Portfolio-wide generation for June came to 20,744,343 kWh, only 86.50% of the fund's P50 forecast, a shortfall it attributed largely to weak sunshine across the country.
The fund's lease structure guarantees tenants pay a base rent equal to 70% of expected rent regardless of output, with a variable component layered on above that threshold. Four plants still fell short of even that floor in June. The Kama plant and the Miyako-cho Saigawa plant, both in Kyushu, lost the most output to grid curtailment, finishing the month at 59.10% and 63.52% of forecast respectively. The Kasama plant in Ibaraki produced just 43.07% of forecast after part of its power conditioning system failed. The Kannami plant in Shizuoka fell furthest, to 33.74% of forecast, after thieves stole cable from the site on May 25.

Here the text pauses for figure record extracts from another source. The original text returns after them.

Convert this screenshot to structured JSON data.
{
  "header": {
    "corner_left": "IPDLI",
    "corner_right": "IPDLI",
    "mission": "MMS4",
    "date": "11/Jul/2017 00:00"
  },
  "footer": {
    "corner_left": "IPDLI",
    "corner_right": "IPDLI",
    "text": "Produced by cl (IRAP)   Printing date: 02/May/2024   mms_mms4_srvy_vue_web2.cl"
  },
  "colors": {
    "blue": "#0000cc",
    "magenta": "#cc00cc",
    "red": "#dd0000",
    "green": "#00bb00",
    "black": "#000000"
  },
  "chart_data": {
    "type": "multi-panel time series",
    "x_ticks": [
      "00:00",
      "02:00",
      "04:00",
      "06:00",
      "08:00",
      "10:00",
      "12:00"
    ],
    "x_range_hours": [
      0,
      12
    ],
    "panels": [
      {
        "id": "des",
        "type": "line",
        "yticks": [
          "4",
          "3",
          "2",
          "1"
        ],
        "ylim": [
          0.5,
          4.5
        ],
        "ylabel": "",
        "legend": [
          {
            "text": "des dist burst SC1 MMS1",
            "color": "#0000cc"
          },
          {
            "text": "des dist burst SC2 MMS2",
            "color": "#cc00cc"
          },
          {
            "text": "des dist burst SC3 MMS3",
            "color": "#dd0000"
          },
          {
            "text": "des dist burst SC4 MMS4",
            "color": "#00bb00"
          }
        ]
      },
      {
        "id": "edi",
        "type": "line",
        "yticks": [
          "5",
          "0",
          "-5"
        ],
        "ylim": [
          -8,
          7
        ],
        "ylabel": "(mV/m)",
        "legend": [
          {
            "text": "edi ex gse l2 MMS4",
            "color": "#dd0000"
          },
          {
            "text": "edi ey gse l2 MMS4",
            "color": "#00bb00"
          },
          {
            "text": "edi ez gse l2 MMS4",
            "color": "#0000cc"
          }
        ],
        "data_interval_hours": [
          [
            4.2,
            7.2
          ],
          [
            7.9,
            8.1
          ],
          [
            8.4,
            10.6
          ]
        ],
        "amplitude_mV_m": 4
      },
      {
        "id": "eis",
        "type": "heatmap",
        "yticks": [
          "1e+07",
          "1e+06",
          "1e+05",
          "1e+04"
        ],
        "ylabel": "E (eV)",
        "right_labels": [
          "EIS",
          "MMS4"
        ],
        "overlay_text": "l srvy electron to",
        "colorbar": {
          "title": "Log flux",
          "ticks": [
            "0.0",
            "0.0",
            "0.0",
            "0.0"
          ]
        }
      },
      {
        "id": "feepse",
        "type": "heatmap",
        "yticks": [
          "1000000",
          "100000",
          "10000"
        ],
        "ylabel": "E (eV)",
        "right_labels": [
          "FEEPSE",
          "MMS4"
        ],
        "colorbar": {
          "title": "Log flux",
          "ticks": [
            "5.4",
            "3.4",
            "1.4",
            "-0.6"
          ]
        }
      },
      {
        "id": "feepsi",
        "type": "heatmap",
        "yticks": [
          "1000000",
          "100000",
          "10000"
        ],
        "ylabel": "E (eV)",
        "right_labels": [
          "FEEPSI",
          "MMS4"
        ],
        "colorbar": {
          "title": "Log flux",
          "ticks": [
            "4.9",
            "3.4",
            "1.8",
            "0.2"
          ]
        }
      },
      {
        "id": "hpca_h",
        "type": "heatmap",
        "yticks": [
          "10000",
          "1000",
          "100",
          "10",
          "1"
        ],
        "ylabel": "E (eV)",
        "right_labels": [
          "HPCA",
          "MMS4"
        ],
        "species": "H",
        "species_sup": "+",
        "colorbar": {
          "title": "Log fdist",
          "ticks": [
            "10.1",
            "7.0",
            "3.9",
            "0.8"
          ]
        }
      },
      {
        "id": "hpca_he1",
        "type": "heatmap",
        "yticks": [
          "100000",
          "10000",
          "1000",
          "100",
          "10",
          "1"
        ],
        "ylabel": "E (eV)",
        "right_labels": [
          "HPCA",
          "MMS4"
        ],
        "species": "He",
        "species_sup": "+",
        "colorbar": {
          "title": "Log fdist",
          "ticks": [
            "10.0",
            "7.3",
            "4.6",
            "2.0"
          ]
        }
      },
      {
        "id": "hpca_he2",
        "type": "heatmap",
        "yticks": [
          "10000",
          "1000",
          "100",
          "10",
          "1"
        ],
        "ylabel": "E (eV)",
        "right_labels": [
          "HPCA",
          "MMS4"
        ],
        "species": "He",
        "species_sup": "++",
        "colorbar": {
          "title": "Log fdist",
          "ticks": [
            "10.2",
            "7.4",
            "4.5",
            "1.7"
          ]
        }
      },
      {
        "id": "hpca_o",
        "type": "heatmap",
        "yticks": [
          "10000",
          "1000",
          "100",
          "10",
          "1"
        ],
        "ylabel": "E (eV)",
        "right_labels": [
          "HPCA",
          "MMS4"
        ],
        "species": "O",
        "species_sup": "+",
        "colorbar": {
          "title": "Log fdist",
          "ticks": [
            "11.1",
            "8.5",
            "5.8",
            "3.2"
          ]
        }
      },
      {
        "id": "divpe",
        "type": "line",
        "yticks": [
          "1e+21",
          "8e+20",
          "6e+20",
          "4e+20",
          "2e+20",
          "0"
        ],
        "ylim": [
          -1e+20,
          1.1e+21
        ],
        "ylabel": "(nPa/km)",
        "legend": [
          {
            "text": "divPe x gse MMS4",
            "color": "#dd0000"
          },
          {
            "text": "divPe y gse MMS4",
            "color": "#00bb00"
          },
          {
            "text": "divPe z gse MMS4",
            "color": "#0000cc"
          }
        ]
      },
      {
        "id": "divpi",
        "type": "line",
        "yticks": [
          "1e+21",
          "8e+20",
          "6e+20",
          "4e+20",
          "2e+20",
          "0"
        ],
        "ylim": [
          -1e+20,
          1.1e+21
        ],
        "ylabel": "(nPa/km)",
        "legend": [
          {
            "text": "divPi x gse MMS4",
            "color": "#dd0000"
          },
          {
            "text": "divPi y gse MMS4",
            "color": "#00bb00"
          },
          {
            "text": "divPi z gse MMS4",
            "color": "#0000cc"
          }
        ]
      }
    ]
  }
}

| Plant | Panel output (MW) | June output vs. forecast | Reason |
|---|---|---|---|
| Kama plant | 2.24 | 59.10% | Heavy grid curtailment |
| Miyako-cho Saigawa plant | 13.01 | 63.52% | Heavy grid curtailment |
| Kasama plant | 2.13 | 43.07% | Partial power conditioning system failure |
| Kannami plant | 1.34 | 33.74% | Cable theft on May 25 |
Across the portfolio, curtailment orders were issued on 959 plant-days between January and June, concentrated in Kyushu and Tohoku, where several of the fund's plants operate under rules that allow unlimited curtailment with no compensation.